C2-DPO: Constrained Controlled Direct Preference Optimization
Kavosh Asadi, Julien Han, Idan Pipano, Xingzi Xu, Dominique Perrault-Joncas, Shoham Sabach, Karim Bouyarmane, Mohammad Ghavamzadeh

TL;DR
This paper introduces C2-DPO, a constrained version of DPO, which improves language model alignment by controlling probability mass displacement, supported by theoretical insights and practical experiments.
Contribution
We derive a new perspective on DPO, propose constraints to control probability shifts, and demonstrate improved alignment results with C2-DPO.
Findings
C2-DPO outperforms vanilla DPO in language model alignment tasks.
Theoretical analysis links C2-DPO to RLHF principles.
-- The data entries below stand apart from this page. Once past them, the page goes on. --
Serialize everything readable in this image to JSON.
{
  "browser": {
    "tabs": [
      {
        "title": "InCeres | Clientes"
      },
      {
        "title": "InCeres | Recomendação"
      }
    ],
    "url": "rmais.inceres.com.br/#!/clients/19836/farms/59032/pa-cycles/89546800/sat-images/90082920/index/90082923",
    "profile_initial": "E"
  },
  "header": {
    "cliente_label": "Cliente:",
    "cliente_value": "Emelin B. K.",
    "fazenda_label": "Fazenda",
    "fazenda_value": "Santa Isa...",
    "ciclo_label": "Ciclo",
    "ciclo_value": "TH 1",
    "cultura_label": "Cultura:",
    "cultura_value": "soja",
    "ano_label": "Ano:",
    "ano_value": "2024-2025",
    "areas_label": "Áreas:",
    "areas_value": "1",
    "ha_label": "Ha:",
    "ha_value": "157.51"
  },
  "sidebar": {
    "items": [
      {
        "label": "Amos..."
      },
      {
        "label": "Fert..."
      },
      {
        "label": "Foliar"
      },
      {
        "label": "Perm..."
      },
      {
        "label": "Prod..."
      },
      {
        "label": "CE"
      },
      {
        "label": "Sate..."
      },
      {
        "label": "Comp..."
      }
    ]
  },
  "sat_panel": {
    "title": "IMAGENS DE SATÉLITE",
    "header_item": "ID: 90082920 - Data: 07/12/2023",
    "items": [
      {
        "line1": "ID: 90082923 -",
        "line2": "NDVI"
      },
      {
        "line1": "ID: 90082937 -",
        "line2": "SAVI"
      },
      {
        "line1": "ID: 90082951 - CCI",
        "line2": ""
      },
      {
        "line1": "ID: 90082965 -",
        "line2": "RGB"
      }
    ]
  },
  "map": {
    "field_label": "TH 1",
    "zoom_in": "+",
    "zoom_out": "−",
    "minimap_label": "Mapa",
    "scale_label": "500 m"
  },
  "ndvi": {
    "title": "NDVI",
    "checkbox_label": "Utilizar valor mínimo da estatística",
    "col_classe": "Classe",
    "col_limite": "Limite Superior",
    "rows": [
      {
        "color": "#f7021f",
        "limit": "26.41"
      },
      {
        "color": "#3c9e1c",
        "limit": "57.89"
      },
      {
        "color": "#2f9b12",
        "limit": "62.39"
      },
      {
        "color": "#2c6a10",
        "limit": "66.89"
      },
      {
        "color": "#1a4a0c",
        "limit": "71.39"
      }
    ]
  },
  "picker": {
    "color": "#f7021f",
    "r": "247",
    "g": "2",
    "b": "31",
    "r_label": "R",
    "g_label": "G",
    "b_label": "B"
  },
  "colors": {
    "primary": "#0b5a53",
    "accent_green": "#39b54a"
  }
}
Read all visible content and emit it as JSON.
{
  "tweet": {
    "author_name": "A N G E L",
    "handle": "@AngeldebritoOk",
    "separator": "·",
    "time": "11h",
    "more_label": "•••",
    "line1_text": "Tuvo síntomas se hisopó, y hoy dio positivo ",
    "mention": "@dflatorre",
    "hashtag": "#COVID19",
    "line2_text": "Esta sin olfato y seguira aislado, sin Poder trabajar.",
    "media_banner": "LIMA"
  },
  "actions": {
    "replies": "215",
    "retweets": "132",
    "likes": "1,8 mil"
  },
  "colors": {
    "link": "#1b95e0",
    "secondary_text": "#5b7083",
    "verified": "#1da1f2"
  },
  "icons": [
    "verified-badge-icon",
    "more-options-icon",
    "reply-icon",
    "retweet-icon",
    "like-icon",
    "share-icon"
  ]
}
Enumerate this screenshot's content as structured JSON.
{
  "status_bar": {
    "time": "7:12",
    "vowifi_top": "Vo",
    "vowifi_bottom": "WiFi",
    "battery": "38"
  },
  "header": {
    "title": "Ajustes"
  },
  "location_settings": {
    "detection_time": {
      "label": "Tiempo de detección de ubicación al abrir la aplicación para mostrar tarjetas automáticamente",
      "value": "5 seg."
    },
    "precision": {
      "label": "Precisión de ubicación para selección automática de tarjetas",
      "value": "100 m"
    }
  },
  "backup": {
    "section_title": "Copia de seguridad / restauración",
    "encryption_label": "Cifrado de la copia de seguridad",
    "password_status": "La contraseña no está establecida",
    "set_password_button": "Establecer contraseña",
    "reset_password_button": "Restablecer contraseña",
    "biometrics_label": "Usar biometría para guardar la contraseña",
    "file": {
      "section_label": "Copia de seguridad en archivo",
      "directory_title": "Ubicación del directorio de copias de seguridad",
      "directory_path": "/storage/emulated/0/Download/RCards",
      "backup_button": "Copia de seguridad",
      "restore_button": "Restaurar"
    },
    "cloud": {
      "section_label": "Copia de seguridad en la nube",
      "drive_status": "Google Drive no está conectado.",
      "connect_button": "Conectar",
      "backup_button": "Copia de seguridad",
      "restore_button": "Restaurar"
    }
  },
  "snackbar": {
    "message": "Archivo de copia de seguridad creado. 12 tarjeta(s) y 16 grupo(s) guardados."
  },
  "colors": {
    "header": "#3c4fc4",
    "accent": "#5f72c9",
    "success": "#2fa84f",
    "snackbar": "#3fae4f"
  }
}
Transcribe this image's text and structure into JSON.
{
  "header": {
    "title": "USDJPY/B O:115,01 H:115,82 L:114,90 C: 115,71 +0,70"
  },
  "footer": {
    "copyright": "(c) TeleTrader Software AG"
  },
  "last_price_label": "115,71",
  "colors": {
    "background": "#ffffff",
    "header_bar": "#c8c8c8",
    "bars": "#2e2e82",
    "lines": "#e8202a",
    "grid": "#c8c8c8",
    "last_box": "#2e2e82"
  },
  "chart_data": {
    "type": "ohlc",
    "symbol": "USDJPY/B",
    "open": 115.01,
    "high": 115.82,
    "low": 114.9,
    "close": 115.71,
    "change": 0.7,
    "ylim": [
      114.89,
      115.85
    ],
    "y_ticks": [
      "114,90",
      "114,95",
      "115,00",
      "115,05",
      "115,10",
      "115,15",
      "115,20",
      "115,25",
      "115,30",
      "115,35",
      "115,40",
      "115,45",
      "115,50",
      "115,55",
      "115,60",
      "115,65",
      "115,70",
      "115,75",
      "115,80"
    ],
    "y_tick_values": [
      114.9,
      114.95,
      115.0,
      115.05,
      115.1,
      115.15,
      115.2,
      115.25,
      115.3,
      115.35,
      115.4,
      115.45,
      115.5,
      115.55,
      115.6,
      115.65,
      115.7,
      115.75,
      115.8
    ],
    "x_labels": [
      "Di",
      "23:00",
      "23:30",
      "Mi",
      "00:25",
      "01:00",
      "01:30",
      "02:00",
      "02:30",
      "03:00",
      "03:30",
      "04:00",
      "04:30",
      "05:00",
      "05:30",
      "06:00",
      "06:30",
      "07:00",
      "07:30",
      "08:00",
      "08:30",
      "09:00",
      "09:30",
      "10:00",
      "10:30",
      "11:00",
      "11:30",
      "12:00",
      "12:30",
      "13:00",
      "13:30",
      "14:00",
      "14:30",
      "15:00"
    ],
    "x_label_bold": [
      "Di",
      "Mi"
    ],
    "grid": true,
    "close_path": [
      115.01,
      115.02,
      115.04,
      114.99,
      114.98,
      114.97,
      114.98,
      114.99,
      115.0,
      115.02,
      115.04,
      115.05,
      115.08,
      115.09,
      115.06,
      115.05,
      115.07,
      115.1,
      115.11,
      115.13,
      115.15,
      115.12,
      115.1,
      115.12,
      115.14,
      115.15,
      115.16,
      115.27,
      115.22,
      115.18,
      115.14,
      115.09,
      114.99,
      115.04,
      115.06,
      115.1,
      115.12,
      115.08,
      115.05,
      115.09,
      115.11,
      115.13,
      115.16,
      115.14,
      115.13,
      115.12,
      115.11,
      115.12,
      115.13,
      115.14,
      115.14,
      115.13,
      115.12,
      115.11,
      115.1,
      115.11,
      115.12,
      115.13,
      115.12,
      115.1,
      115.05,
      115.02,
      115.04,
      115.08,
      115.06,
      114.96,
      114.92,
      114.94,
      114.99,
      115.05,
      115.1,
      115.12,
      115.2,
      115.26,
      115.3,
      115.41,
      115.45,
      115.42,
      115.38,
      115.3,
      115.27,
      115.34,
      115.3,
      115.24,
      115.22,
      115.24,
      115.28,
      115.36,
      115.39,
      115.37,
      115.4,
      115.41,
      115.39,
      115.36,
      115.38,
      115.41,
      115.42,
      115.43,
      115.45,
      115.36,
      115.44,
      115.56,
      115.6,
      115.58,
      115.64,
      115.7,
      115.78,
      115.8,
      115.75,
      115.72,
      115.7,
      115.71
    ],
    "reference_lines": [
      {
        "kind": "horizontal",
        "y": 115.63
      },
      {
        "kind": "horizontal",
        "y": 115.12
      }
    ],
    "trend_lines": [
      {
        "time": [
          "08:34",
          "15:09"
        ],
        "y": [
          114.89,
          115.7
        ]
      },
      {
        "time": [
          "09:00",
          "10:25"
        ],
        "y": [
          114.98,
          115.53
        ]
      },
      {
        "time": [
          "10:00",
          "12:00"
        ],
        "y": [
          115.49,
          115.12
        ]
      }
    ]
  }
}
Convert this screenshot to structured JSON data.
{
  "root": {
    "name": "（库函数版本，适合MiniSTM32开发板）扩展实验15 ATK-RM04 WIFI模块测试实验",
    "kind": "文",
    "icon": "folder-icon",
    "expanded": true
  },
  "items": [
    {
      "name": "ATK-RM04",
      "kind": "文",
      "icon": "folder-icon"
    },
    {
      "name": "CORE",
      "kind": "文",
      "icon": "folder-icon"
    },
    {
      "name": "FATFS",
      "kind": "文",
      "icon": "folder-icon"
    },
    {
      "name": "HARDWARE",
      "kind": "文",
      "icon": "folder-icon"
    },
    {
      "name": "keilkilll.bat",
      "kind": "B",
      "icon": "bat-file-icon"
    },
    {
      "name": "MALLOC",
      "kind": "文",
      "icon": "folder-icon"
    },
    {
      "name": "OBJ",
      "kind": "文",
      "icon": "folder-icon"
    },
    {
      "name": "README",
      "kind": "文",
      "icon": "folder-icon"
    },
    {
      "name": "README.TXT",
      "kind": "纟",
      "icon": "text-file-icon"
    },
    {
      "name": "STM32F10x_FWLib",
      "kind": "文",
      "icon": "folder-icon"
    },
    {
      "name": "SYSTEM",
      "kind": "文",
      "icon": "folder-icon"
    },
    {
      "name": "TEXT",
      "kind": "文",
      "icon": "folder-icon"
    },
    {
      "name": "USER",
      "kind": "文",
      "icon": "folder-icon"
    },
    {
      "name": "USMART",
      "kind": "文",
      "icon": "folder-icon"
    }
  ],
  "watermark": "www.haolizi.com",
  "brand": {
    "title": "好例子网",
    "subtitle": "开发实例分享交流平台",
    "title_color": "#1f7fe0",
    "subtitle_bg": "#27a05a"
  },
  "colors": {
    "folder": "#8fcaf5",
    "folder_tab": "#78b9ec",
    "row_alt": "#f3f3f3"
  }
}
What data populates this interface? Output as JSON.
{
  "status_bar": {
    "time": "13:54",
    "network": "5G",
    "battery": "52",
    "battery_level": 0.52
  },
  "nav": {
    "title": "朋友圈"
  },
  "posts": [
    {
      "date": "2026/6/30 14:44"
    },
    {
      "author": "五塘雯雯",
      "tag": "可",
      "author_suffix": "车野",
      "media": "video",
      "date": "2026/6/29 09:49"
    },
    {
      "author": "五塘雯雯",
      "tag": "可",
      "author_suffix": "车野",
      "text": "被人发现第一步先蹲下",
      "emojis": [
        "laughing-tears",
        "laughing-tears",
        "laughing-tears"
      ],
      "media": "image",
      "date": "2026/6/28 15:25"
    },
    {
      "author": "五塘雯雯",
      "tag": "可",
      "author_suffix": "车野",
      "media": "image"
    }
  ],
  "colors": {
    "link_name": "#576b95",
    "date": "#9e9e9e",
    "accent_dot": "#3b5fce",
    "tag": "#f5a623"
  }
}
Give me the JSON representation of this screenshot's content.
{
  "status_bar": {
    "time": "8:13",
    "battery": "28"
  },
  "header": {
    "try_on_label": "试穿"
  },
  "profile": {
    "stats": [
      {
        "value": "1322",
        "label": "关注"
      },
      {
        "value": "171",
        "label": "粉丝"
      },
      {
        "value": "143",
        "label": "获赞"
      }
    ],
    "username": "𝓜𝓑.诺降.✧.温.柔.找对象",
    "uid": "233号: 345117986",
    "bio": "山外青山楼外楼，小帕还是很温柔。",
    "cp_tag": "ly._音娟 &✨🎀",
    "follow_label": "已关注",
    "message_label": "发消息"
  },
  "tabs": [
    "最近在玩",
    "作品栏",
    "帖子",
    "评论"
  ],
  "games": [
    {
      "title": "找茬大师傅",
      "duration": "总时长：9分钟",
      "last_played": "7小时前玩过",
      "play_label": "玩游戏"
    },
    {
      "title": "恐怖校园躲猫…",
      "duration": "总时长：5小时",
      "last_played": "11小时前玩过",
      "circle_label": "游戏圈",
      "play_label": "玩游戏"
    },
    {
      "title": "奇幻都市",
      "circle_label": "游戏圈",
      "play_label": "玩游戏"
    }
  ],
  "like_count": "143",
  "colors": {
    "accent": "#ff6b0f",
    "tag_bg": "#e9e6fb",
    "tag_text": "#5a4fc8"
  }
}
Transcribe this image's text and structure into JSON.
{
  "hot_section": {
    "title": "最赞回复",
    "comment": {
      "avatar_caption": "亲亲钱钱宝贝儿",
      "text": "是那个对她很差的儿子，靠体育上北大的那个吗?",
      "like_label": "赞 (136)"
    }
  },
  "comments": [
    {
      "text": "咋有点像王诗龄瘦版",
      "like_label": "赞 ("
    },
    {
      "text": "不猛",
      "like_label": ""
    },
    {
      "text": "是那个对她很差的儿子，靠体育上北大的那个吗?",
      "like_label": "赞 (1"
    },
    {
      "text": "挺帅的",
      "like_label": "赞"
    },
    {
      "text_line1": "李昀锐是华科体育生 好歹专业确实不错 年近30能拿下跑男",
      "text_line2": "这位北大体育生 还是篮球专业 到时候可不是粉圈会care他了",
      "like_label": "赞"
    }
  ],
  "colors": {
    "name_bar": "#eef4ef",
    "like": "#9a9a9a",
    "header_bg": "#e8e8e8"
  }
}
Constraints effectively limit probability mass displacement.
Abstract
Direct preference optimization (\texttt{DPO}) has emerged as a promising approach for solving the alignment problem in AI. In this paper, we make two counter-intuitive observations about \texttt{DPO}. First, we show that \texttt{DPO} loss could be derived by starting from an alternative optimization problem that only defines the KL guardrail on in-sample responses, unlike the original RLHF problem where guardrails are defined on the entire distribution. Second, we prove a surprising property of this alternative optimization problem, namely that under its optimal policy, both preferred and rejected responses tend to decrease in probability, a phenomenon typically displayed by DPO in practice. To control this behavior, we propose a set of constraints designed to limit the displacement of probability mass between the preferred and rejected responses in the reference and target policies.…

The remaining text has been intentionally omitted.